Agner and his father worried that I-85 would kill the restaurant’s business. That didn’t turn out to be the case. The restaurant’s battered fries were a delicacy people weren’t afraid to leave the beaten path to get. Agner said the restaurant would go through a literal ton — 2,000 pounds — of potatoes every week.
“We had a 8-by-3-inch cake box and we’d fill that box full of french fries and people would come get them one, two, three four boxes at a time,” Agner said.
One man loved the fries so much that he’d fly in from Greenville, South Carolina, just to pick up a few boxes to go.
“He would fly to the airport in Salisbury and call me,” Agner said. “He’d say, ‘I want 10, 15 boxes of french fries.’ I’d have them ready for him when he got there. I didn’t cook them all the way done. What he had to do, he put them in a real hot oven and finished cooking them.”
Agner sold the famous french fry recipe to five different individuals. They each came close to replicating the texture and flavor, but could never quite duplicate them perfectly.
“One of the secrets to the french fries, you have to really peel the peeling off the potato,” Agner said. “Breading won’t adhere to a peel. What I’ve found, everybody I sold the recipe to, it cost money to peel potatoes. So, they would try to leave the peeling on.”

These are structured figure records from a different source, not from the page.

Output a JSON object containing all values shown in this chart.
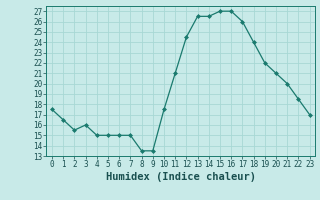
{
  "x": [
    0,
    1,
    2,
    3,
    4,
    5,
    6,
    7,
    8,
    9,
    10,
    11,
    12,
    13,
    14,
    15,
    16,
    17,
    18,
    19,
    20,
    21,
    22,
    23
  ],
  "y": [
    17.5,
    16.5,
    15.5,
    16.0,
    15.0,
    15.0,
    15.0,
    15.0,
    13.5,
    13.5,
    17.5,
    21.0,
    24.5,
    26.5,
    26.5,
    27.0,
    27.0,
    26.0,
    24.0,
    22.0,
    21.0,
    20.0,
    18.5,
    17.0
  ],
  "xlabel": "Humidex (Indice chaleur)",
  "ylim": [
    13,
    27.5
  ],
  "xlim": [
    -0.5,
    23.5
  ],
  "yticks": [
    13,
    14,
    15,
    16,
    17,
    18,
    19,
    20,
    21,
    22,
    23,
    24,
    25,
    26,
    27
  ],
  "xticks": [
    0,
    1,
    2,
    3,
    4,
    5,
    6,
    7,
    8,
    9,
    10,
    11,
    12,
    13,
    14,
    15,
    16,
    17,
    18,
    19,
    20,
    21,
    22,
    23
  ],
  "line_color": "#1a7a6e",
  "marker_color": "#1a7a6e",
  "bg_color": "#c8eae8",
  "grid_color": "#a8d8d4",
  "tick_fontsize": 5.5,
  "label_fontsize": 7.5
}
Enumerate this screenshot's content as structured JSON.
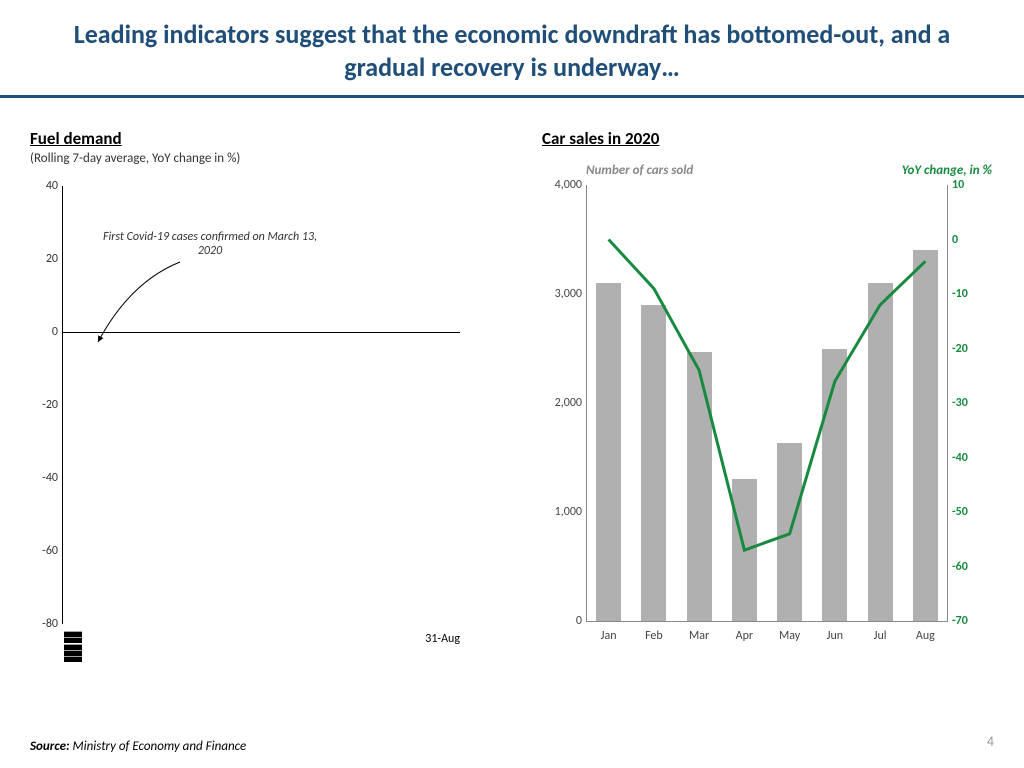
{
  "title": "Leading indicators suggest that the economic downdraft has bottomed-out, and a gradual recovery is underway…",
  "page_number": "4",
  "source_prefix": "Source:",
  "source_text": " Ministry of Economy and Finance",
  "fuel": {
    "title": "Fuel demand",
    "subtitle": "(Rolling 7-day average, YoY change in %)",
    "y_min": -80,
    "y_max": 40,
    "y_step": 20,
    "x_end_label": "31-Aug",
    "annotation": "First Covid-19 cases confirmed on March 13, 2020",
    "annotation_fontsize": 12,
    "axis_color": "#000000"
  },
  "car": {
    "title": "Car sales in 2020",
    "left_axis_label": "Number of cars sold",
    "right_axis_label": "YoY change, in %",
    "left_min": 0,
    "left_max": 4000,
    "left_step": 1000,
    "right_min": -70,
    "right_max": 10,
    "right_step": 10,
    "months": [
      "Jan",
      "Feb",
      "Mar",
      "Apr",
      "May",
      "Jun",
      "Jul",
      "Aug"
    ],
    "bar_values": [
      3100,
      2900,
      2470,
      1300,
      1630,
      2500,
      3100,
      3400
    ],
    "line_values": [
      0,
      -9,
      -24,
      -57,
      -54,
      -26,
      -12,
      -4
    ],
    "bar_color": "#b0b0b0",
    "line_color": "#188a3f",
    "left_label_color": "#888888",
    "axis_color": "#888888",
    "line_width": 3
  }
}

For some time in the early 1970s, the important job of peeling potatoes fell to Carl Haynes. Haynes has been the pastor at Christiana Lutheran Church for about three decades, but when he was 15 years old he worked for his uncle Harry Agner at the Chicken Shack.
“I came in in the morning, I peeled potatoes, peeled potatoes, cut them into fries and put them in water,” Haynes said. “When the Shack opened at 11, I started washing dishes.”
Haynes was back working under Agner’s purview on Tuesday night, doing the same job.
“When he told me he was going to do this,” Haynes said, “I told him I wanted to peel the potatoes.”
It might not have been 2,000 pounds worth, but Haynes had plenty of potatoes to peel. What started as a church event became something a little bit bigger.
“It started out primarily as church members. Then, of course, word got out,” Smith said. “There are going to be a lot of people from the town, a lot of business tonight. It’s a packed house.”
Agner relished every moment. For him, it was another chance to spread happiness through food.
The Chicken Shack’s return was a one night event, but Agner does have a new keepsake that’ll help him remember the restaurant’s glory days. A few weeks ago, Smith and Agner were told that someone had spotted an old Chicken Shack sign by a barn. On Saturday, the duo went to the barn to see it for themselves.
It took some bargaining, but Smith eventually convinced the man who owned the sign to part ways with it. Smith and Agner loaded it onto a trailer and took it back to Agner’s house.
The sign is now hanging in Agner’s garage. He’s enjoyed looking at it and reminiscing on those Chicken Shack days.